Photo: Jacquelyn Martin/AP
The Newseum hailed the free press, but got beaten by the free museums in Washington, D.C., reports the AP.
Flashback: The Newseum — a private museum that was originally funded with Gannett riches and dedicated to exploring modern history as told through the eyes of journalists — opened 11 years ago on prime real estate on Pennsylvania Avenue.
- The glass-walled building, almost equidistant between the White House and the Capitol, became instantly recognizable for its multi-story exterior rendition of the First Amendment.
After nearly 10 million visitors but years of financial difficulties, the Newseum will close its doors on Tuesday, New Year's Eve:
- The building was sold for $372.5 million to Johns Hopkins University, which will consolidate its scattered Washington-based graduate studies programs under one roof.
- A Newseum ticket costs $25 for adults, and the building is right across the street from the National Gallery of Art, and within blocks of multiple free Smithsonian museums.
- Exhibits during the Newseum's final days included an exploration of the cultural and political influence of Jon Stewart and "The Daily Show," a look at the history of the struggle for LGBTQ rights and a display depicting the history of presidential dogs.
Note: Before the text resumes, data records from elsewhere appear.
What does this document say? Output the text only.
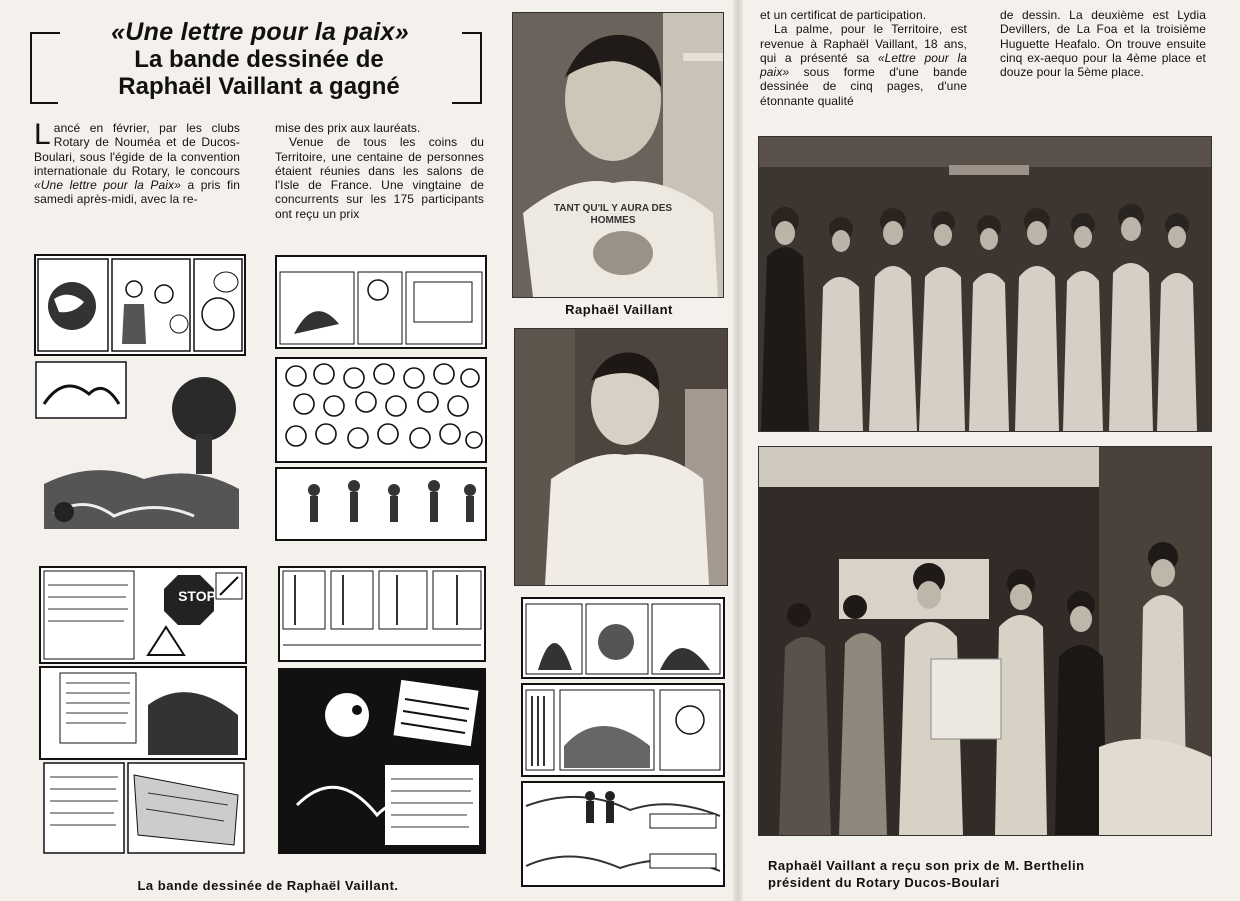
«Une lettre pour la paix»
La bande dessinée de
Raphaël Vaillant a gagné

Lancé en février, par les clubs Rotary de Nouméa et de Ducos-Boulari, sous l'égide de la convention internationale du Rotary, le concours «Une lettre pour la Paix» a pris fin samedi après-midi, avec la re-

mise des prix aux lauréats.

Venue de tous les coins du Territoire, une centaine de personnes étaient réunies dans les salons de l'Isle de France. Une vingtaine de concurrents sur les 175 participants ont reçu un prix

et un certificat de participation.

La palme, pour le Territoire, est revenue à Raphaël Vaillant, 18 ans, qui a présenté sa «Lettre pour la paix» sous forme d'une bande dessinée de cinq pages, d'une étonnante qualité

de dessin. La deuxième est Lydia Devillers, de La Foa et la troisième Huguette Heafalo. On trouve ensuite cinq ex-aequo pour la 4ème place et douze pour la 5ème place.

STOP
TANT QU'IL Y AURA DES HOMMES
Raphaël Vaillant
La bande dessinée de Raphaël Vaillant.
Raphaël Vaillant a reçu son prix de M. Berthelin
président du Rotary Ducos-Boulari
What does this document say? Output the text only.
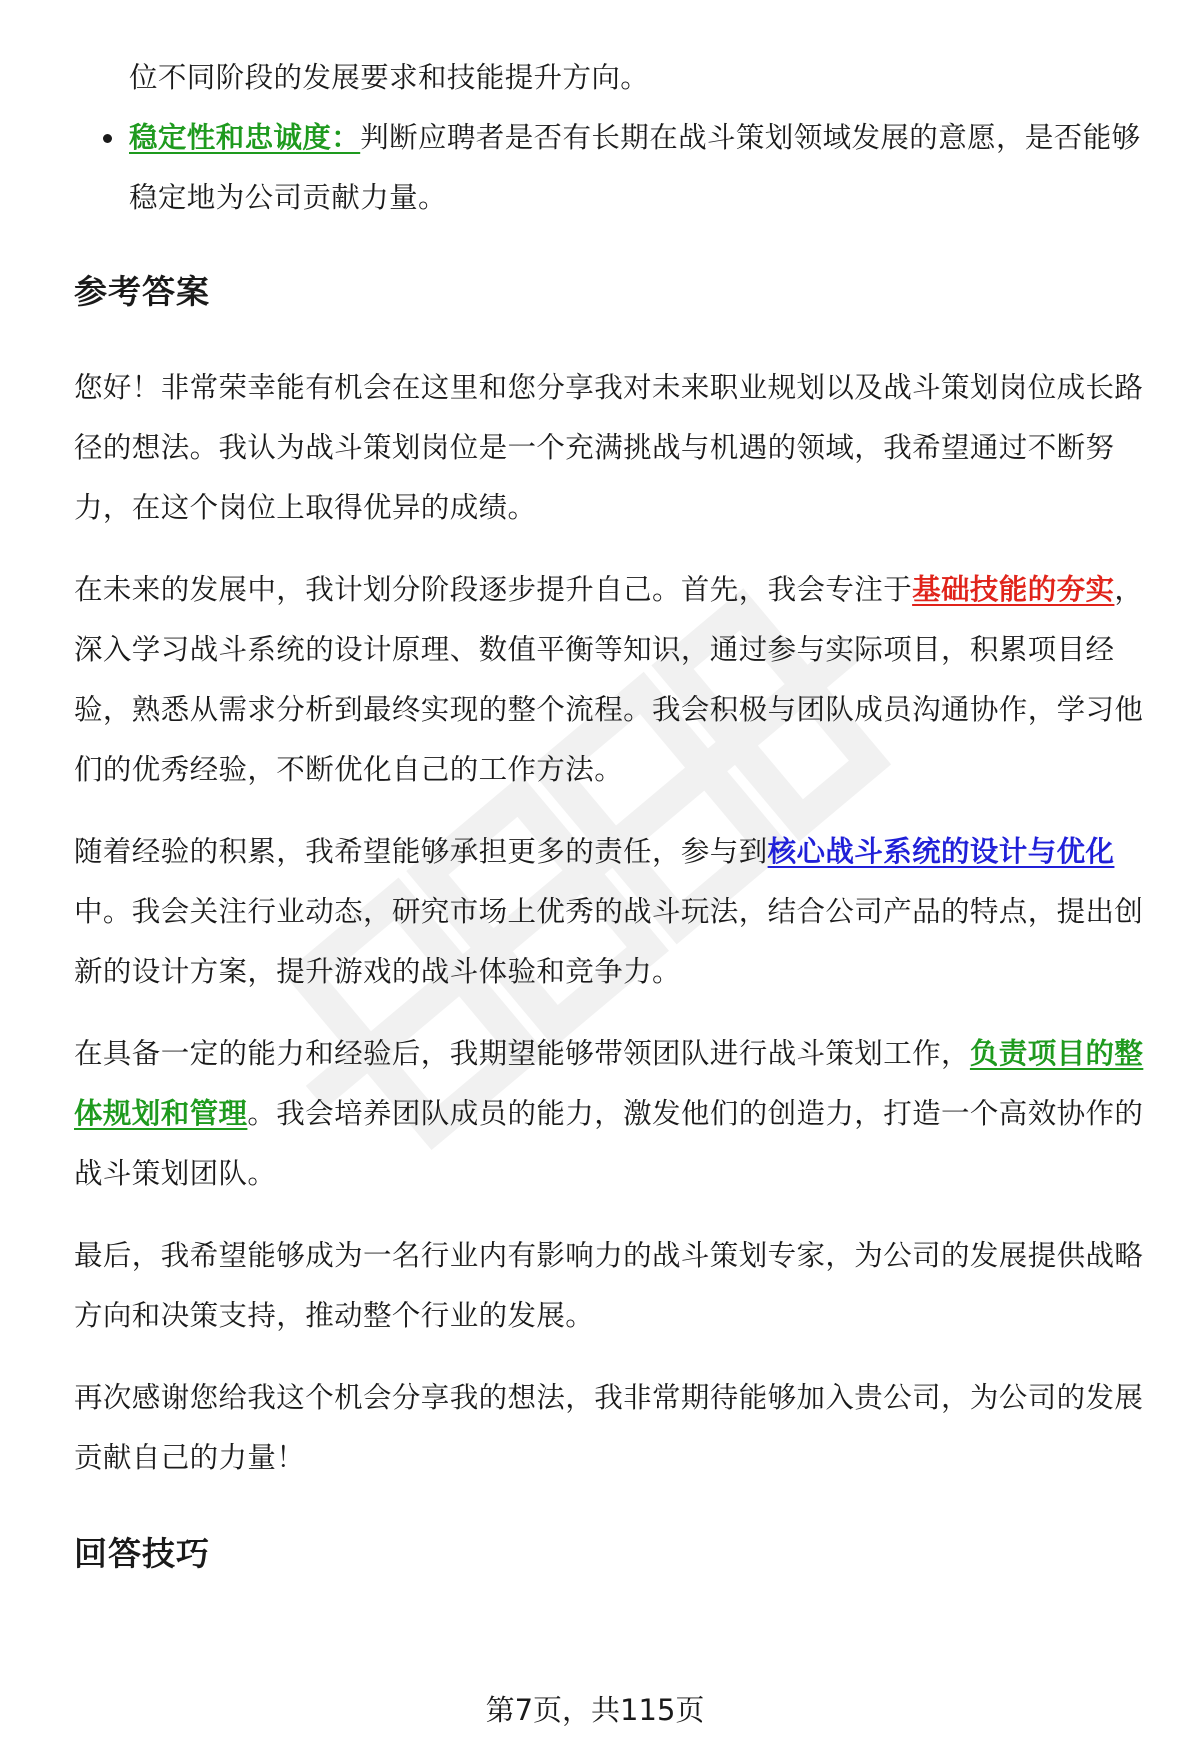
位不同阶段的发展要求和技能提升方向。

稳定性和忠诚度：判断应聘者是否有长期在战斗策划领域发展的意愿，是否能够稳定地为公司贡献力量。
参考答案

您好！非常荣幸能有机会在这里和您分享我对未来职业规划以及战斗策划岗位成长路径的想法。我认为战斗策划岗位是一个充满挑战与机遇的领域，我希望通过不断努力，在这个岗位上取得优异的成绩。

在未来的发展中，我计划分阶段逐步提升自己。首先，我会专注于基础技能的夯实，深入学习战斗系统的设计原理、数值平衡等知识，通过参与实际项目，积累项目经验，熟悉从需求分析到最终实现的整个流程。我会积极与团队成员沟通协作，学习他们的优秀经验，不断优化自己的工作方法。

随着经验的积累，我希望能够承担更多的责任，参与到核心战斗系统的设计与优化中。我会关注行业动态，研究市场上优秀的战斗玩法，结合公司产品的特点，提出创新的设计方案，提升游戏的战斗体验和竞争力。

在具备一定的能力和经验后，我期望能够带领团队进行战斗策划工作，负责项目的整体规划和管理。我会培养团队成员的能力，激发他们的创造力，打造一个高效协作的战斗策划团队。

最后，我希望能够成为一名行业内有影响力的战斗策划专家，为公司的发展提供战略方向和决策支持，推动整个行业的发展。

再次感谢您给我这个机会分享我的想法，我非常期待能够加入贵公司，为公司的发展贡献自己的力量！

回答技巧
第7页，共115页
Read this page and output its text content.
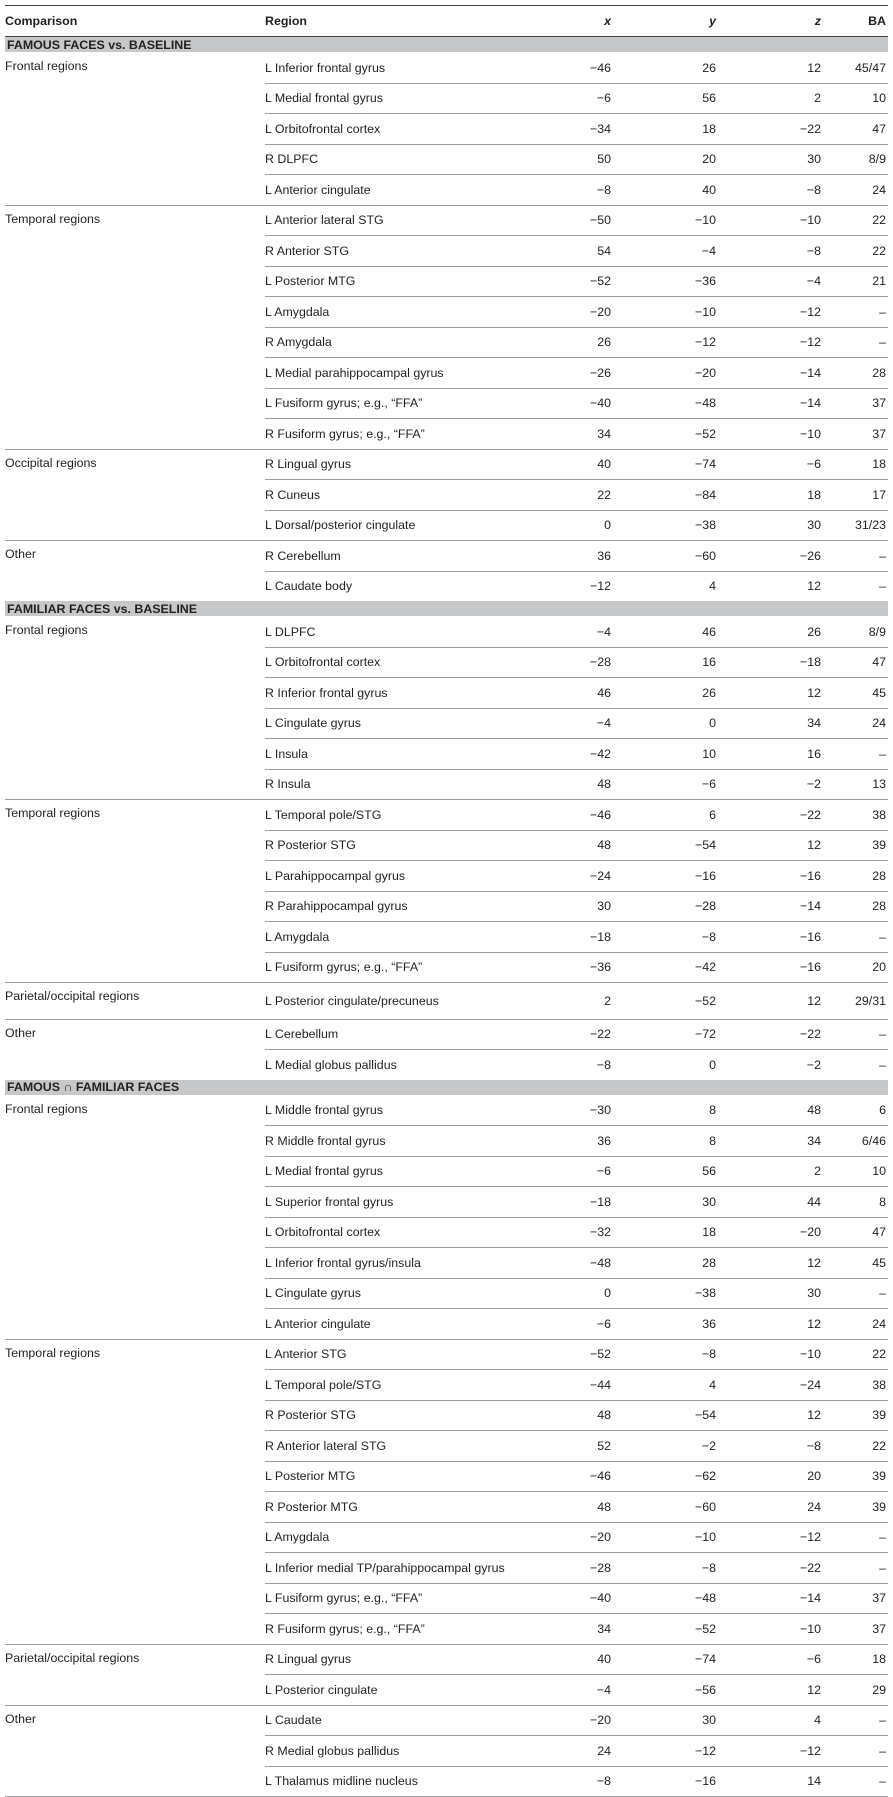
Comparison	Region	x	y	z	BA
FAMOUS FACES vs. BASELINE					
Frontal regions	L Inferior frontal gyrus	−46	26	12	45/47
	L Medial frontal gyrus	−6	56	2	10
	L Orbitofrontal cortex	−34	18	−22	47
	R DLPFC	50	20	30	8/9
	L Anterior cingulate	−8	40	−8	24
Temporal regions	L Anterior lateral STG	−50	−10	−10	22
	R Anterior STG	54	−4	−8	22
	L Posterior MTG	−52	−36	−4	21
	L Amygdala	−20	−10	−12	–
	R Amygdala	26	−12	−12	–
	L Medial parahippocampal gyrus	−26	−20	−14	28
	L Fusiform gyrus; e.g., “FFA”	−40	−48	−14	37
	R Fusiform gyrus; e.g., “FFA”	34	−52	−10	37
Occipital regions	R Lingual gyrus	40	−74	−6	18
	R Cuneus	22	−84	18	17
	L Dorsal/posterior cingulate	0	−38	30	31/23
Other	R Cerebellum	36	−60	−26	–
	L Caudate body	−12	4	12	–
FAMILIAR FACES vs. BASELINE					
Frontal regions	L DLPFC	−4	46	26	8/9
	L Orbitofrontal cortex	−28	16	−18	47
	R Inferior frontal gyrus	46	26	12	45
	L Cingulate gyrus	−4	0	34	24
	L Insula	−42	10	16	–
	R Insula	48	−6	−2	13
Temporal regions	L Temporal pole/STG	−46	6	−22	38
	R Posterior STG	48	−54	12	39
	L Parahippocampal gyrus	−24	−16	−16	28
	R Parahippocampal gyrus	30	−28	−14	28
	L Amygdala	−18	−8	−16	–
	L Fusiform gyrus; e.g., “FFA”	−36	−42	−16	20
Parietal/occipital regions	L Posterior cingulate/precuneus	2	−52	12	29/31
Other	L Cerebellum	−22	−72	−22	–
	L Medial globus pallidus	−8	0	−2	–
FAMOUS ∩ FAMILIAR FACES					
Frontal regions	L Middle frontal gyrus	−30	8	48	6
	R Middle frontal gyrus	36	8	34	6/46
	L Medial frontal gyrus	−6	56	2	10
	L Superior frontal gyrus	−18	30	44	8
	L Orbitofrontal cortex	−32	18	−20	47
	L Inferior frontal gyrus/insula	−48	28	12	45
	L Cingulate gyrus	0	−38	30	–
	L Anterior cingulate	−6	36	12	24
Temporal regions	L Anterior STG	−52	−8	−10	22
	L Temporal pole/STG	−44	4	−24	38
	R Posterior STG	48	−54	12	39
	R Anterior lateral STG	52	−2	−8	22
	L Posterior MTG	−46	−62	20	39
	R Posterior MTG	48	−60	24	39
	L Amygdala	−20	−10	−12	–
	L Inferior medial TP/parahippocampal gyrus	−28	−8	−22	–
	L Fusiform gyrus; e.g., “FFA”	−40	−48	−14	37
	R Fusiform gyrus; e.g., “FFA”	34	−52	−10	37
Parietal/occipital regions	R Lingual gyrus	40	−74	−6	18
	L Posterior cingulate	−4	−56	12	29
Other	L Caudate	−20	30	4	–
	R Medial globus pallidus	24	−12	−12	–
	L Thalamus midline nucleus	−8	−16	14	–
The Newseum's homepage says, "We're on deadline":
- "In early 2020, ... deinstallation of its exhibits will begin and artifacts will be moved to a state-of-the-art support center where they will be housed and maintained. The collection will continue to circulate for outgoing loans, educational programs, public events, digital initiatives and more."
- "[T]he Newseum's popular Today’s Front Pages, which digitally displays nearly 1,000 newspaper’s front pages each day from around the world, will continue after the Dec.31 closing."